National Policy on Biofuels – 2018

The Government has unveiled a new National Biofuel Policy (2018) that incentivises biofuel generation through multiple measures. Following are the main features of the National Policy on Biofuels 2018.

Main features of the Policy

1 . Categorisation of Biofuels: The Policy categorises biofuels as “Basic Biofuels” viz. First Generation (1G) bioethanol & biodiesel and “Advanced Biofuels” – Second Generation (2G) ethanol, Municipal Solid Waste (MSW) to drop-in fuels, Third Generation (3G) biofuels, bio-CNG etc. to enable extension of appropriate financial and fiscal incentives under each category.

2 . Expansion of the scope of raw materials for ethanol production: The Policy expands the type of bio-raw materials for ethanol production by including Sugarcane Juice, Sugar containing materials like Sugar Beet, Sweet Sorghum, Starch containing materials like Corn, Cassava, Damaged food grains like wheat, broken rice, Rotten Potatoes etc. which are unusable for human consumption.

3 . Surplus food grains can be used for ethanol production: During excess production, crop prices fall. Here, the Policy allows use of surplus food grains for production of ethanol with the approval of National Biofuel Coordination Committee.

4 . Viability Gap Funding: For the generation of Advanced Biofuels, the Policy proposes a viability gap funding scheme for 2G ethanol Bio refineries with Rs.5000 crore in 6 years. In addition to this, additional tax incentives, higher purchase price as compared to 1G biofuels will be given for 2G ethanol generation.

5 . Supply chain for biodiesel production: The Policy encourages setting up of supply chain mechanisms for biodiesel production from non-edible oilseeds, used cooking oil, short gestation crops etc.

6 . For the success of the policy, roles and responsibilities of all the concerned Ministries/ Departments regarding biofuels has been ensured.

The Policy was brought by the Ministry of New and Renewable Energy (MNRE).

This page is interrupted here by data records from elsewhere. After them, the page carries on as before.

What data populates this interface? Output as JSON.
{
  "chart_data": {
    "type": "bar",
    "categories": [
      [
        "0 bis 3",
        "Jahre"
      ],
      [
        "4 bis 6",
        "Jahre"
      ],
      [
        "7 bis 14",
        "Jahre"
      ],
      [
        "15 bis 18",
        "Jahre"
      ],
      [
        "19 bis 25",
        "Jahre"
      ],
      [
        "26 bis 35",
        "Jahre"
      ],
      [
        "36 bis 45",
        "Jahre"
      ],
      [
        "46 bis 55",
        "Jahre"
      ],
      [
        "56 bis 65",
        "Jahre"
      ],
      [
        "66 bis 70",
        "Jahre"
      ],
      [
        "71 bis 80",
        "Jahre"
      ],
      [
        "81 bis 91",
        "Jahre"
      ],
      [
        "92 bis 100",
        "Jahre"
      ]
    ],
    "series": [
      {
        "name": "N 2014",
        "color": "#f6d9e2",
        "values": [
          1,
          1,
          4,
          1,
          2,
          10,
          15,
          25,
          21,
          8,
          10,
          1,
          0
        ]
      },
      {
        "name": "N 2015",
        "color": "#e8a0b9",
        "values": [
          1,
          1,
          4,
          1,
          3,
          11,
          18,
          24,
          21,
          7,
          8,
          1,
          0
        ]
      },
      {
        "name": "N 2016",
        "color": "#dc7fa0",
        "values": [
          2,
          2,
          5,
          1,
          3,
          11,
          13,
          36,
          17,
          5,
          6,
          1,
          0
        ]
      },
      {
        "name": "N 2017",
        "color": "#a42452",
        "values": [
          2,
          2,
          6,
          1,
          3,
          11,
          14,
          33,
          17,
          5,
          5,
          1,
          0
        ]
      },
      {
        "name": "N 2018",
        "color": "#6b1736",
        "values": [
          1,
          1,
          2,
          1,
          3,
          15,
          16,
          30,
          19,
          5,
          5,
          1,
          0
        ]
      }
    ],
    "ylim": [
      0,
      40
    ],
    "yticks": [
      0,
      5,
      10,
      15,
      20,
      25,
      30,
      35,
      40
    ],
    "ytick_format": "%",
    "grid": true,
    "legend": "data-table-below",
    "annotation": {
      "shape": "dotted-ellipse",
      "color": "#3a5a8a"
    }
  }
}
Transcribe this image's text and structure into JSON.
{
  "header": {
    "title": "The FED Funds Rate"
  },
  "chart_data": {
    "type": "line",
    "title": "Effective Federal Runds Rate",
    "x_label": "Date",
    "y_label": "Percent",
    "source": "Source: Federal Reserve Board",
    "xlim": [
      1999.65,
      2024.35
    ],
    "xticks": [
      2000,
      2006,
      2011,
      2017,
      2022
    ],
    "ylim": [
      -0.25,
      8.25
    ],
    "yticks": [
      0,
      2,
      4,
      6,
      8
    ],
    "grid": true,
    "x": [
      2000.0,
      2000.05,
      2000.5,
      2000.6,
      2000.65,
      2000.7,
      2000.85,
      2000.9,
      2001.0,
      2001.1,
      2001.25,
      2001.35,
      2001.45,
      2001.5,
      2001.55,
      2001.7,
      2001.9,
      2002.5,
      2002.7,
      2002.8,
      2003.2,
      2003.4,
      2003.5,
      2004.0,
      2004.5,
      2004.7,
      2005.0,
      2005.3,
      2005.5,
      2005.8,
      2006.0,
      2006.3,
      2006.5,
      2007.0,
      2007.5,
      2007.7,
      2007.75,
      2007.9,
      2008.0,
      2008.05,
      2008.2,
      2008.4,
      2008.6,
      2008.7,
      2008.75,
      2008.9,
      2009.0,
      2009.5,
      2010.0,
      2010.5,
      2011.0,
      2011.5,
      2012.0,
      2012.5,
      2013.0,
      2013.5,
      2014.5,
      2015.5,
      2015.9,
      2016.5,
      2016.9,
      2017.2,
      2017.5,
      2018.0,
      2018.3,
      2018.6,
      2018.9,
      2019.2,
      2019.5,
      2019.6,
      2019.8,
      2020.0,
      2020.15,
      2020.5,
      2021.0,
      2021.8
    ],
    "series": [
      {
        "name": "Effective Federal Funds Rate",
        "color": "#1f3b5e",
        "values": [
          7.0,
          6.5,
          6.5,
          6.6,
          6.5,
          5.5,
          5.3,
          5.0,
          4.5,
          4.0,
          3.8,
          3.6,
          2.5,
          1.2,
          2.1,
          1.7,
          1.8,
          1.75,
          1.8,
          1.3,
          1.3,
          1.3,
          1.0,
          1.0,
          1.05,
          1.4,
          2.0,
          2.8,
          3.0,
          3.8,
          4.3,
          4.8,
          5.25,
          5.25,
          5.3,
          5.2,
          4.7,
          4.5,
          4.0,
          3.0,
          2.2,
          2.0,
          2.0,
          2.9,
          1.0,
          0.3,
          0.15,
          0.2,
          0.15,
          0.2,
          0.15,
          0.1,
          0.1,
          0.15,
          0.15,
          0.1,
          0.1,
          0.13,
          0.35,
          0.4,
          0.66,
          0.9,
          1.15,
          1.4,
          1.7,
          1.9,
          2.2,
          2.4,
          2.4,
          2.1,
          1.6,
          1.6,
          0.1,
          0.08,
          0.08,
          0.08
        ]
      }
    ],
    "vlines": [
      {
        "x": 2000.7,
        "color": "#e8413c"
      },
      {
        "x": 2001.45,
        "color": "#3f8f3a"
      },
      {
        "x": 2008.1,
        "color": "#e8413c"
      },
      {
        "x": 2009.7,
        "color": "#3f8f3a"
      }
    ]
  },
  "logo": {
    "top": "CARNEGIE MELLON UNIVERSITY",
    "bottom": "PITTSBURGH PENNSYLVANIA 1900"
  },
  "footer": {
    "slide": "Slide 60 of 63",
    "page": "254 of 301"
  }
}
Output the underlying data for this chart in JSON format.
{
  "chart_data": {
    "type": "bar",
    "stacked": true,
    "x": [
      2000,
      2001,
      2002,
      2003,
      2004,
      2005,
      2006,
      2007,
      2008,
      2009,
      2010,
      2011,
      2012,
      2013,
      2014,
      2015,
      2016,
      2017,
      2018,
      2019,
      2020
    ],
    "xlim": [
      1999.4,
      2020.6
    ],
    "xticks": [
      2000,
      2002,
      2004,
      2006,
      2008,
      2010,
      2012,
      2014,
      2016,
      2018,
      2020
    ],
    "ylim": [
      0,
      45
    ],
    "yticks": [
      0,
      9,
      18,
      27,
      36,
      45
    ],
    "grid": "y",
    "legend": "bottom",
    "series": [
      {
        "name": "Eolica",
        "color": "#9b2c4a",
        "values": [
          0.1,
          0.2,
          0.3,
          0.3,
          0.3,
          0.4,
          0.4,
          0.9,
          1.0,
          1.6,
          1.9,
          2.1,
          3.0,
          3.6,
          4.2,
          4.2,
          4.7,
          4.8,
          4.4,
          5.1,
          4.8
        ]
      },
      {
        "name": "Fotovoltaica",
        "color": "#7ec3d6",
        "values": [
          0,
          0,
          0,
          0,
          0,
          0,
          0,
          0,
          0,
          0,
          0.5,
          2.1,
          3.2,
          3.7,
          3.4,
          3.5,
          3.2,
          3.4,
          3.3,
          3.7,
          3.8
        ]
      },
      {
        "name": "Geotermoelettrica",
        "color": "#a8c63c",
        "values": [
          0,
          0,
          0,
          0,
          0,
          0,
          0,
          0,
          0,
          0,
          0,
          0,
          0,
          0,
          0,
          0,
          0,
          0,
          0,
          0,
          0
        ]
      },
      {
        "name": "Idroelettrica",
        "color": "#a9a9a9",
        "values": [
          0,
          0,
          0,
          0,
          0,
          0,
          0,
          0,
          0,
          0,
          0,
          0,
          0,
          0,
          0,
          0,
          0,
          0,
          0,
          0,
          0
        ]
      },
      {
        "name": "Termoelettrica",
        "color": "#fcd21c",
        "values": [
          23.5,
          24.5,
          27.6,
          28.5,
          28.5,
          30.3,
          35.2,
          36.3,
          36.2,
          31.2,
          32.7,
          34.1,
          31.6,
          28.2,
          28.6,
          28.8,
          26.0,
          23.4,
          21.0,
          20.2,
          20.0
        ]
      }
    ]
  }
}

MNRE previously unveiled a National Biofuel Policy in 2009.

Expected Benefits of National Policy on Biofuels

1 . Reduce Import Dependency:One crore lit of E10 saves Rs.28 crore of forex at current rates.

2 . Cleaner Environment: There will be lesser emissions of CO2 . By reducing crop burning & conversion of agricultural residues/wastes to biofuels there will be further reduction in Green House Gas emissions.

3 . Health benefits: Used Cooking Oil is a potential feedstock for biodiesel and its use for making biodiesel will prevent diversion of used cooking oil in the food industry.

 4 . Municipal Solid Waste Management: It is estimated that, annually 62 MMT of Municipal Solid Waste gets generated in India. There are technologies available which can convert Municipal Solid waste/plastic, to drop in fuels.

5 . Infrastructural Investment in Rural Areas: At present Oil Marketing Companies are in the process of setting up twelve 2nd Generation bio refineries with an investment of around Rs.10,000 crore. Further addition of 2G bio refineries across the Country will spur infrastructural investment in the rural areas.

6 . Employment Generation: One 100klpd 2G bio refinery can contribute 1200 jobs in Plant Operations, Village Level Entrepreneurs and Supply Chain Management.

7 . Additional Income to Farmers: By adopting 2nd Generation technologies, agricultural residues/waste which otherwise are burnt by the farmers can be converted to ethanol and can fetch a price for these waste.

Factors to be encountered

1 . The production of biofuels from agricultural waste, it is hoped, will also help curb atmospheric pollution by giving farmers an incentive not to burn it, as is happening in large parts of northern India. But policy should not get ahead of technological and financial feasibility and options should be realistically laid out for farmers.

2 . There is also a need for caution in using surplus foodgrain to produce ethanol. Food for fuel has often been a controversial policy matter across the globe as many believe using grains for ethanol raises food inflation risk.

3 . The government should also take steps to remove policy barriers that have discouraged private investment in building supply chains.

4 . Biofuels programme in India has been largely impacted due to the sustained and quantum non-availability of domestic feedstock for biofuel production which needs to be addressed.

Conclusion

When sustainability focused countries like Sweden and a developing country like Brazil have used ethanol in a big way to achieve their environmental and economic objectives, India must make efforts to scale up technology alternatives.

Also biofuels in India are of strategic importance as it matches well with the ongoing initiatives of the Government such as Make in India, Swachh Bharat Abhiyan, Skill Development and offers great opportunity to integrate with the ambitious targets of doubling of Farmers Income, Import Reduction, Employment Generation, Waste to Wealth Creation.

Biofuels are promoted as replacements for transport fuels, but biofuel policy is also geared towards socio-economic goals such as agricultural subsidy and strategic goals such as security of energy supply.